Check this link: http://theory.stanford.edu/~amitp/GameProgramming/Heuristics.html
In order to assist in determining your implementation error, we will need details on both your metric, and your heuristic.
Update:
OP's metric function is 10 for an orthogonal move, and 14 for a diagonal move.
OP's heuristic only considers orthogonal moves, and so is "inadmissible"; it overestimates by ignoring the cheaper diagonal moves.
The only cost to an overly conservative heuristic is that additional nodes are visited before finding the minimum path; the cost of an overly aggressive heuristic is a non-optimal path possibl e being returned. OP should use a heuristic of:
7 * (deltaX + deltaY)
which is a very slight underestimate on the possibility of a direct diagonal path, and so should also be performant.
Update #2:
To really squeeze out performance, this is close to an optimum while still being very fast:
7 * min(deltaX,deltaY) + 10 * ( max(deltaX,deltaY) -
min(deltaX,deltaY) )
Update #3:
The 7 above is derived from 14/2, where 14 is the diagonal cost in the metric.

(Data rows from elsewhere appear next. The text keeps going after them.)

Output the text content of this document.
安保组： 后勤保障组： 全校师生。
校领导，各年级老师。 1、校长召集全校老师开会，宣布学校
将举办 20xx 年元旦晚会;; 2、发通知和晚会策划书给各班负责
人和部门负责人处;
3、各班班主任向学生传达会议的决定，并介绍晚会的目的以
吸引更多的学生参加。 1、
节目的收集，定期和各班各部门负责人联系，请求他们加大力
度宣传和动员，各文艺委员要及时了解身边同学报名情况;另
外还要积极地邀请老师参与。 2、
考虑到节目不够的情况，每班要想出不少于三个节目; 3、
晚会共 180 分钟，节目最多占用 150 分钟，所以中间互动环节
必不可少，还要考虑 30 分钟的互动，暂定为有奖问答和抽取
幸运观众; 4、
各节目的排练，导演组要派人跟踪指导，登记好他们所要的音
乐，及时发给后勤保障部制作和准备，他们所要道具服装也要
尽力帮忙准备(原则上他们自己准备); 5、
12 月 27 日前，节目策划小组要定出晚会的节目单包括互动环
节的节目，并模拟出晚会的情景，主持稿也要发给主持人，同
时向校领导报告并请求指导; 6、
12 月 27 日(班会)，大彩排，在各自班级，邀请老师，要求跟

Only your heuristic changes; the metric is "a business rule" and drives all the rest. If you are interested on A-star for a hexagonal grid, check out my project here: http://hexgridutilities.codeplex.com/
Update #4 (on performance):
My impression of A-star is that it staggers between regions of O(N^2) performance and areas of almost O(N) performance. But this is so dependent on the grid or graph, the obstacle placement, and the start and end points, that it is hard to generalize. For grids and graphs of known particular shapes or flavours there are a variety of more efficient algorithms, but they often get more complicated as well; TANSTAAFL.